Au 31 octobre 2017, ces apps avaient enregistré une hausse record des dépenses consommateurs dans le monde en l’espace d’un an, dans la catégorie Divertissement. Soit une augmentation de 85 % sur iOS contre 70 % sur Google Play comparé à la même époque en 2016 — un record pour les deux app stores.
Alors que la popularité de cette industrie déjà complexe génère de plus en plus d’activité de la part des détenteurs de contenu et des distributeurs, l’année 2018 devrait caractériser le point d’inflexion du secteur sur le plan de la fragmentation.
Au 31 octobre 2017, la part des utilisateurs de streaming aux Etats-Unis (i.e., ceux qui ont au moins une app de streaming installée sur le smartphone) ayant installé sur leur iPhone au moins quatre des apps de streaming les plus populaires a augmenté de 30 % en l’espace d’un an.
En somme, la popularité du streaming vidéo et le catalogue de plus en plus étoffé que propose l’industrie semblent motiver l’installation de nombreuses apps.
Certains grands noms du divertissement et de l’app économie — comme Netflix, Apple, Google, Facebook, Snap et Disney — ont d’ores et déjà annoncé leur volonté d’étendre leur présence de diverses façons, de l’investissement dans du contenu original au lancement de nouveaux services de streaming vidéo.
À l’heure où les utilisateurs se tournent de plus en plus vers les apps mobiles pour visionner des vidéos, ce marché devrait, dans l’ensemble, continuer à prospérer sur le plan du chiffre d’affaires et de l’engagement. Le grand nombre d’acteurs tentant de se tailler une part de ce marché juteux devrait toutefois fragmenter le secteur et créer des tensions.
Cette recrudescence d’activité se traduira par une consolidation dans les années à venir, à mesure que les consommateurs feront le tri parmi le choix vertigineux qui s’offre à eux. Tandis que les utilisateurs se dirigeront vers le service auquel ils préfèrent consacrer leur temps et leur argent, les autres succomberont aux pressions budgétaires pour se noyer dans la masse d’un secteur, somme toute, ultra compétitif.

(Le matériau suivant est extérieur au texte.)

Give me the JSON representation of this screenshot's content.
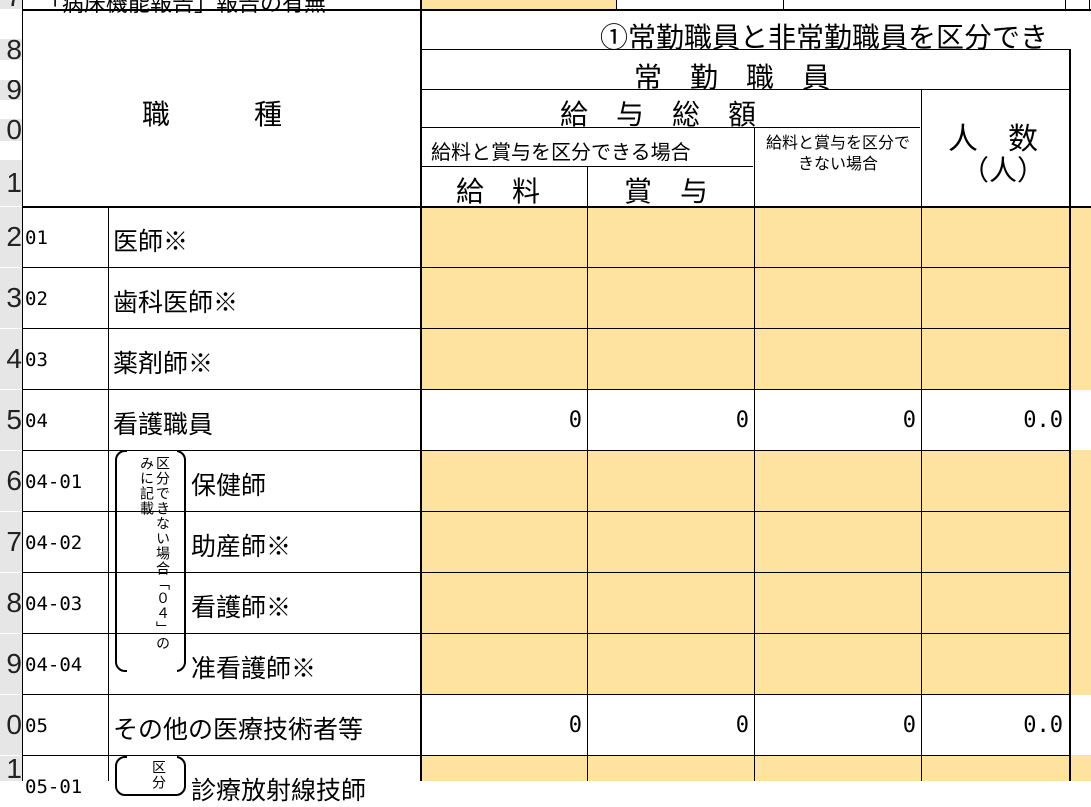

Retail : les apps mobiles au cœur du parcours consommateur
Au fil des ans, les téléphones portables sont devenus de véritables alliés pour les consommateurs. Au début simple outil de recherche (prix, informations sur les produits, avis…), il est rapidement devenu un canal de vente à part entière. En conséquence, les commerçants traditionnels ont adopté les apps et révolutionné le parcours consommateur.
Aujourd’hui, les acheteurs sont fidèles aux apps mobiles. Au 31 octobre 2017, les utilisateurs Android américains et anglais passaient en moyenne près d’une heure par mois sur les apps de shopping contre près d’une heure et demie pour les Sud-Coréens.
En outre, avec 1 milliard de dollars dépensés en une journée sur les terminaux mobiles américains, le Black Friday 2016 a marqué une journée record pour l’industrie. Quant au Jour des Célibataires d’Alibaba en 2017, les utilisateurs mobiles représentaient 90 % des ventes.
Si auparavant, on distinguait aisément Bricks-and-Clicks et Digital-First, la frontière est aujourd’hui de plus en plus ténue en raison des différentes acquisitions, des partenariats noués et des innovations apportées.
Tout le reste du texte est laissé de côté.